Queste affermazioni riguardano l’Academy, ma sono tuttavia poco chiare, in quanto non si comprende come Netflix non riesca a soddisfare gli standard. I numeri del botteghino non hanno alcun impatto sulle qualifiche per gli Oscar, e ogni anno i film si qualificano con una sola settimana di permanenza cinematografica esclusiva. Alcuni cinema hanno tenuto Roma per ben 13 settimane. Secondo l’editor per i box-office di IndieWire, Tom Brueggemann, la stia è di un totale di 3,8 milioni di dollari

Secondo il governatore dell’Academy c’è un “crescente senso che se Netflix si comporterà come uno studio” gli si dovrebbe imporre una sorta di standard, dopotutto “le regole sono state messe in atto quando nessuno poteva concepire questo presente o questo futuro”, e quindi c’è bisogno di chiarezza.

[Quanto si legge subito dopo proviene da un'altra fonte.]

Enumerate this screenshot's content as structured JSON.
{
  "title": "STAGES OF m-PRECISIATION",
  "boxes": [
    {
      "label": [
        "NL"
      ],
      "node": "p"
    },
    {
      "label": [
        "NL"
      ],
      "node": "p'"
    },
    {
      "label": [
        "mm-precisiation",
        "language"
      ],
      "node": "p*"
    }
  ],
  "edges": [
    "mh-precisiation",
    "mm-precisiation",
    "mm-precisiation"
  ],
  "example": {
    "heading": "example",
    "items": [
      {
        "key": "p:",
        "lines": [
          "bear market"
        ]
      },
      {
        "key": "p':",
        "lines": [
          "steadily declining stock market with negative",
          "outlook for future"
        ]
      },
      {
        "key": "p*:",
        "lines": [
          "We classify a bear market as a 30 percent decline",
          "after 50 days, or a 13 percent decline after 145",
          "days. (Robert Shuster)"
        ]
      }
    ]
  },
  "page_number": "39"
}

Inoltre, mentre gli studios possono avere affilato i coltelli per Netflix, il colosso dello streaming non è la loro unica preoccupazione. Arriveranno altri streamer. Amazon Studios sta cambiando i suoi parametri di rilascio in un modello più flessibile; Disney +, AT & T e Apple stanno progettando di fare lo stesso.

Secondo le regole approvate nel 2012, l’Academy non richiede una finestra cinematografica esclusiva. Diversi governatori dell’Academy avrebbero detto a IndieWire che riconoscono che il dettame di questa finestra esclusiva di quattro settimane (“Roma” ne aveva tre), e il costringere Netflix ad annunciare i numeri di botteghino, potrebbe non funzionare. L’Academy semplicemente deve anche essere consapevole di come qualsiasi modifica delle regole possa influire su altri film.